With more than 30,000 restaurants in the world, 1,200 of which are located in the UK, McDonald’s is one of the most valuable international brands. The company is worth $99.95 billion (£65.08 billion), and employs around 85,000 people. Representing such a huge share of the fast food market, it’s no surprise that consumers are curious about the origin of their ‘happy meals’.

“Every day people ask us questions about our food and our ingredients, so we’re inviting members of the public to see for themselves what’s in some of our most popular products and follow the journey from farm to restaurant,” said vice president of McDonald’s UK’s supply chain, Warren Anderson. According to him, the chain has high quality standards in place and is extremely supportive of British and Irish farmers, two traits that matter to the average British consumer. Still, curiosity remains among consumers as to where exactly the meat is sourced.

In response, Mr Anderson said: “We’re looking forward to giving the Quality Scouts unique access behind the scenes, letting them uncover the facts and sharing their reports.”

McDonald’s is not the only company to be faced with growing customer concern about supply chains from start to finish and food processes. In fact, a survey conducted byPopulus showed that 81 per cent of people care about where their food comes from. Meat processing and general food production is important to more than half of consumers, as well.

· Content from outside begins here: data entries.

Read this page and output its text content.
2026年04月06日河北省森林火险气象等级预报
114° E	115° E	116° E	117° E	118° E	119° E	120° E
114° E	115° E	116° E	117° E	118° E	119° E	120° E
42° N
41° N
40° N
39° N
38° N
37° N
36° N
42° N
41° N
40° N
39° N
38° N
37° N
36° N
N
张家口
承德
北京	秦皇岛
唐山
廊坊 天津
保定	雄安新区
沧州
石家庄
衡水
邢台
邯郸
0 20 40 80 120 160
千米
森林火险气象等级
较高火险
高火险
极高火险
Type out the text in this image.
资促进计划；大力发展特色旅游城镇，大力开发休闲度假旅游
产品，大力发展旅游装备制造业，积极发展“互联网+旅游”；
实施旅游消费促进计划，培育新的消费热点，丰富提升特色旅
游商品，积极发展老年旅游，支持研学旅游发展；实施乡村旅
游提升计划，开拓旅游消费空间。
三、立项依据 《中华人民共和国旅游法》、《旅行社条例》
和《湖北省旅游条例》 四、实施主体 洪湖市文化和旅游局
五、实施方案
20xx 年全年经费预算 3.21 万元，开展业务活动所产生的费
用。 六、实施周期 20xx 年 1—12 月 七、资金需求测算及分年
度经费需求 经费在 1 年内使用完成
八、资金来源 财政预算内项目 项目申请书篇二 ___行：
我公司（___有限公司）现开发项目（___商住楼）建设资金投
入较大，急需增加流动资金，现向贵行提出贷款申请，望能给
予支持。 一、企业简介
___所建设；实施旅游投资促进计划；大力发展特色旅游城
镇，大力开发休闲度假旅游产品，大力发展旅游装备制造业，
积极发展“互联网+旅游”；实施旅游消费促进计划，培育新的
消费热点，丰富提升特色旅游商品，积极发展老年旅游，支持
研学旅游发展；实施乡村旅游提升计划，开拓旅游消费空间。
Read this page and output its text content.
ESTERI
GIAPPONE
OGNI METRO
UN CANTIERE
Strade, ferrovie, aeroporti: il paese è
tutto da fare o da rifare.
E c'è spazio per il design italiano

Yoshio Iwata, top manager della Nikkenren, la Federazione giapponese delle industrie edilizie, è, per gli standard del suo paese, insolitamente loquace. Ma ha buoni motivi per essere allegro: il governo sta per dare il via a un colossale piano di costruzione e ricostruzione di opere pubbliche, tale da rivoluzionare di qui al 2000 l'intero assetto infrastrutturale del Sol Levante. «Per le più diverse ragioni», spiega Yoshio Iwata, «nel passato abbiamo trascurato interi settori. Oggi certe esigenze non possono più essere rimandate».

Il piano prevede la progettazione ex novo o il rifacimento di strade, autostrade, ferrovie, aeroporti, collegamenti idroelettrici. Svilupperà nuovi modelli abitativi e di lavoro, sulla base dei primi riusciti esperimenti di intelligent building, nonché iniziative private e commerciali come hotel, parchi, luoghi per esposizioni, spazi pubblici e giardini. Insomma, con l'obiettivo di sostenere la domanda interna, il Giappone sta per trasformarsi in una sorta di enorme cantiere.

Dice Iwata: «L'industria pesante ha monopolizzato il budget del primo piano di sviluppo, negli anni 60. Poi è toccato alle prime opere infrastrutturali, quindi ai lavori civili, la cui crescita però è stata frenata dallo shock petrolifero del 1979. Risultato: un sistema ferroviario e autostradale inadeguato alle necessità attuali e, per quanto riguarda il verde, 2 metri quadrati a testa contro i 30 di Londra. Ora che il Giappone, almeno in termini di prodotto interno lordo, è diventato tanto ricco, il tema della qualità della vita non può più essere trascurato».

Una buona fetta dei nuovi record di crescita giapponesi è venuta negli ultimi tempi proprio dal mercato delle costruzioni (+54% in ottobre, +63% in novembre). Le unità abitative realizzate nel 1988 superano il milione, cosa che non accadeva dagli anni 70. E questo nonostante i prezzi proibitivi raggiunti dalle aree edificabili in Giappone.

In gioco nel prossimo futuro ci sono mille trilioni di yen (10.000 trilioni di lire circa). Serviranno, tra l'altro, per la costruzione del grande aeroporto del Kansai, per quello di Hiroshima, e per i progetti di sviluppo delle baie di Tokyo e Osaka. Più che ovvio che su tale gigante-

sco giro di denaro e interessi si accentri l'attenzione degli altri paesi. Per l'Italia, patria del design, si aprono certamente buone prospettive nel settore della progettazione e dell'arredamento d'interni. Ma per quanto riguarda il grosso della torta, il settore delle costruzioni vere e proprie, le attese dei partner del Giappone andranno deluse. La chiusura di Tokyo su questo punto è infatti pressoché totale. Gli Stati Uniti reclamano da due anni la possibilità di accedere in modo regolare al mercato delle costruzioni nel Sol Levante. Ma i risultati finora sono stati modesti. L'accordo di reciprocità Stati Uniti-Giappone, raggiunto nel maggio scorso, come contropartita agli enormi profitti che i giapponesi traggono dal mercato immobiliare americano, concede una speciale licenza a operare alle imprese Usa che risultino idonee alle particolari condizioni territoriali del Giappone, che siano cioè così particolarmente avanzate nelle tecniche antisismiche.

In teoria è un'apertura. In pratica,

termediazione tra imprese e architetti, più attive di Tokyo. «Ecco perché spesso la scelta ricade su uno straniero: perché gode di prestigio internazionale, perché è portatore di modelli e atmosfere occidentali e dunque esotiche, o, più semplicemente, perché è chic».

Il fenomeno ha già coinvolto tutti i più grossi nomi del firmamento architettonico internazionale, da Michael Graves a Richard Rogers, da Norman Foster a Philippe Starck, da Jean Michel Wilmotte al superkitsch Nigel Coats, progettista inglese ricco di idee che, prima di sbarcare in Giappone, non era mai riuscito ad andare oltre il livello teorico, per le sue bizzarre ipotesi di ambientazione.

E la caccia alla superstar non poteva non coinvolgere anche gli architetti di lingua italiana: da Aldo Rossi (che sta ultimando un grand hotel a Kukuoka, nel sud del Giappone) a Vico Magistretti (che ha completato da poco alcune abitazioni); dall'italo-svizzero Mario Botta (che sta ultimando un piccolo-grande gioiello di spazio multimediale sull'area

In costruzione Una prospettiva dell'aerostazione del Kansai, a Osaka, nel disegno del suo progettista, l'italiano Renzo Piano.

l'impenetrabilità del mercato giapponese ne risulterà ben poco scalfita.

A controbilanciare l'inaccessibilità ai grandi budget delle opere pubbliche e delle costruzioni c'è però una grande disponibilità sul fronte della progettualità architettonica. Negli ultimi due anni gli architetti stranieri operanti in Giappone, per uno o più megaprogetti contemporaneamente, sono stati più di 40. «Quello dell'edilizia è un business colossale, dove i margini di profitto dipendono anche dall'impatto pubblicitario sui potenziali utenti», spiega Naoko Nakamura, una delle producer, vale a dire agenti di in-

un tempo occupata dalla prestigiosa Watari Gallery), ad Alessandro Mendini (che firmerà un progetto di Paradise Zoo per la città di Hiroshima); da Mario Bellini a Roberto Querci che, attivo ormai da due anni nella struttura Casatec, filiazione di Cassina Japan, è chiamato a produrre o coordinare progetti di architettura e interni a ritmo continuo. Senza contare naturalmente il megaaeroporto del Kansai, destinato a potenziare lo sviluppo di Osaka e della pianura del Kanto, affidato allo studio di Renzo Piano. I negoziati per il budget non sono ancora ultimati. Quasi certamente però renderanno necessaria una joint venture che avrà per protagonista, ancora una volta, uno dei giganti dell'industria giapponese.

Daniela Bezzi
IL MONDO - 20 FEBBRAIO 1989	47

To draw attention to their new Quality Scouts initiative, McDonald’s have recruited Phil Vickery. The former celebrity MasterChef winner was raised on a dairy farm, giving him some insight into food procurement. “I’ve always been very aware of where the food I eat has come from”, Mr Vickery said. “I’m excited to be leading the McDonald’s Quality Scouts on their mission to discover more about some of Britain’s best-loved products.” Once the programme launches, the rugby legend will lead members of the public as they go behind the scenes. Later this year, Quality Scouts will be asked to report on what they learned – findings will be compiled and published online for all to read, offering true transparency for McDonald’s supply chain.